Je suis Judith Pétronille Kaboré, volontaire internationale burkinabè en service civique au Conseil départemental de l’Aude à Carcassonne. J’ai 25 ans et je suis titulaire d’une licence en anglais.

Pour quelles raisons ce projet d’engagement en service civique ?

Je me suis engagée en service civique car, tout d’abord, être un acteur dans le développement des communautés à travers l’inclusion m’attire énormément. J’ai vu dans ce projet d’engagement une opportunité de servir un intérêt général dans un contexte culturel différent et de m’imprégner de la manière de faire de ceux qui y sont. Ensuite, étant déjà très engagée dans un réseau mondial de jeunes citoyens actifs au Burkina Faso (Jeune Chambre Internationale) depuis 2015 (vice-présidente lors de la mandature 2019), j’ai voulu poursuivre mon expérience en matière de gestion de projets et d’engagement citoyen. Ceci a d’ailleurs joué en ma faveur pour être sélectionnée pour la mission de service civique au Conseil départemental. Enfin, l’envie de découvrir d’autres horizons comme la France m’a aussi attirée.

Quels objets as-tu apportés avec toi dans tes valises et pourquoi ?

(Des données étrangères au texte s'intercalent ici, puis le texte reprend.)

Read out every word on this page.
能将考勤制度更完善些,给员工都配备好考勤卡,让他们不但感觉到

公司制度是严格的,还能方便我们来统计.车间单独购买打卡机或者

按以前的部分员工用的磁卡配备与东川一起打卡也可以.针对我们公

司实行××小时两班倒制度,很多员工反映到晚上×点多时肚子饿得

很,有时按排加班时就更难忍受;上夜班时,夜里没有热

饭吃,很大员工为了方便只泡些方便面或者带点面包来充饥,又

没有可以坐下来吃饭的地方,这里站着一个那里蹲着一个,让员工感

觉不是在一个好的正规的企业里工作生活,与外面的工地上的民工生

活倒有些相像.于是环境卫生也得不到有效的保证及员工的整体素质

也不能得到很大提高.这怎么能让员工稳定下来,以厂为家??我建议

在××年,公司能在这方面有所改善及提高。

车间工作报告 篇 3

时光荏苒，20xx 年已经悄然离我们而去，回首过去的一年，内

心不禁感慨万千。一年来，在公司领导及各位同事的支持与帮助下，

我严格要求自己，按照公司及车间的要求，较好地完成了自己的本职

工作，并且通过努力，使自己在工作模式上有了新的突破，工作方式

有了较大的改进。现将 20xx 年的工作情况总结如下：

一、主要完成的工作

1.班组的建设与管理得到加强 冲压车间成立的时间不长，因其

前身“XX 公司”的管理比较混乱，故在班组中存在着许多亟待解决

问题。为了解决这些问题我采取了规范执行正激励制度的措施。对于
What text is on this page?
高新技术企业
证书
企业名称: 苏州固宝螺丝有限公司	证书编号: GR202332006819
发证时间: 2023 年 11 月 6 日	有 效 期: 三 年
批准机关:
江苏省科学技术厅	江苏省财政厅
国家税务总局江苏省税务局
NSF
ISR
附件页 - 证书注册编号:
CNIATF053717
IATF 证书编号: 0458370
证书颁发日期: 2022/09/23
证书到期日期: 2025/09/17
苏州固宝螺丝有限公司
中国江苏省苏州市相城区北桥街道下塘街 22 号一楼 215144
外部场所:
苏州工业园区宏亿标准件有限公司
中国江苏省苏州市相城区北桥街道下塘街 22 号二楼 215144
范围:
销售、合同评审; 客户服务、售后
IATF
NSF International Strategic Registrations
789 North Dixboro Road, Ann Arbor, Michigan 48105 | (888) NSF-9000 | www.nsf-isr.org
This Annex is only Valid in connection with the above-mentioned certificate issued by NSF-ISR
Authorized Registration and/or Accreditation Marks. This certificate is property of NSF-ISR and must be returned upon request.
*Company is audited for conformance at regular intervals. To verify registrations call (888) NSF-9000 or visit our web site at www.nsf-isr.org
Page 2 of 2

Secret professionnel ! (Rires) J’ai apporté des tenues traditionnelles de mon pays, des fanions, des amuse-bouche made in Burkina, de quoi faire des plats ou jus burkinabés et des livres. Je les ai apportés car sur la mission je représente mon pays et le fais mieux connaître. J’ai donc jugé utile de l’introduire auprès des différents publics à travers divers éléments culturels spécifiques.

L’interculturalité

Quelles ont été tes premières impressions à ton arrivée en France ?

J’ai trouvé le paysage magnifique, une température assez douce (je suis arrivée en automne), un pays développé bien organisé, et beaucoup d’avantages favorisés par l’Etat pour les ressortissants. Cependant j’ai aussi eu des chocs, à savoir la cherté de la vie, l’individualisme et une fermeture d’esprit de ceux qui, selon les dires, n’ont pas eu l’occasion de voyager dans d’autres pays pour s’imprégner de la chaleur humaine des autres peuples ou vivent enfermés dans leurs bulles.

Quelles sont les différences qui t’ont le plus marquée entre la France et ton pays ?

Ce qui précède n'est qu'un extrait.